Mesoblast Limited, a leader in cellular medicine for inflammatory conditions, has revealed that the US FDA has awarded their allogeneic stromal cell therapy, Revascor (rexlemestrocel-L), the Regenerative Medicine Advanced Therapy (RMAT) designation. This follows promising outcomes from a trial centered on children with Hypoplastic Left Heart Syndrome (HLHS), a serious congenital cardiac defect.
“We express our gratitude towards the FDA for acknowledging the promise of Revascor with both RMAT and Rare Pediatric Disease designations,” asserted Silviu Itescu, CEO of Mesoblast. “This recognition underscores the potential of our therapy to dramatically affect the long-term health of critically ill young patients.”
Earlier this year, Revascor also attained Rare Pediatric Disease Designation (RPDD) and Orphan-Drug Designation (ODD) for HLHS treatment. RPDD underscores the life-threatening nature of conditions affecting individuals from birth to 18 years and recognizes rare diseases or conditions. Upon FDA approval for its Biologic License Application (BLA), Mesoblast might obtain a Priority Review Voucher (PRV), which could either be utilized for marketing or sold to another entity.
RMAT designations serve to fast-track the development of therapies targeting severe diseases with an unmet medical need, similar to the benefits provided under Breakthrough and Fast Track statuses.
The outcomes from a prospective trial involving Revascor against a placebo, involving US children with HLHS, will appear in a December 2023 issue of The Journal of Thoracic and Cardiovascular Surgery Open (JTCVS Open). The trial involved 19 children, revealing that a single administration of Revascor led to substantial increases in left ventricular volumes over 12 months compared to controls.

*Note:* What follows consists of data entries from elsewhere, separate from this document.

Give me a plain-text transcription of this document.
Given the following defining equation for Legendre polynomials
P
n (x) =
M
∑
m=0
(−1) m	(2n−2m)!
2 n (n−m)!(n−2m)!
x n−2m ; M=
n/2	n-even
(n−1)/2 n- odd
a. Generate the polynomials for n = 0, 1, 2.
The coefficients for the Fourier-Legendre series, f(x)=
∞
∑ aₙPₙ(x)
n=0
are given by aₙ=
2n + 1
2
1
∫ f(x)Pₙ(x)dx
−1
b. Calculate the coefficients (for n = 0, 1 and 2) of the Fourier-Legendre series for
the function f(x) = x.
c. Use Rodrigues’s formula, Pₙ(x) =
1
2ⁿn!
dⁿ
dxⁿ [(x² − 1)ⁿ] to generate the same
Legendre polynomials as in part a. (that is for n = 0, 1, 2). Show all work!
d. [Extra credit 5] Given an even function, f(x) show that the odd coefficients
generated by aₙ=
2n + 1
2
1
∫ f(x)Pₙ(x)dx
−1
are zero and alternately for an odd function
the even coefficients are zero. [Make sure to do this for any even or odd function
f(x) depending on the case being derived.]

These enhancements are crucial for the growth of the underdeveloped left ventricle, enabling successful full biventricular conversion, an essential surgical outcome that supports healthier circulatory functionality. Without this conversion, the right heart bears excessive load, leading to increased heart failure risks.
HLHS is a severe heart defect where the heart’s left side remains underdeveloped, impairing efficient blood pumping. Without prompt postnatal surgery, the prognosis is bleak, with HLHS contributing significantly to neonatal cardiac fatalities. A two-ventricle anatomical repair remains the ideal remedy but is often hindered by the limited developmental growth of the left ventricle.
Revascor consists of immunoselected and cultured mesenchymal precursor cells, which have demonstrated various therapeutic actions. In adults with heart failure, trials revealed Revascor’s potential to enhance LV systolic function, notably benefiting those with heart failure linked to ischemia and inflammation.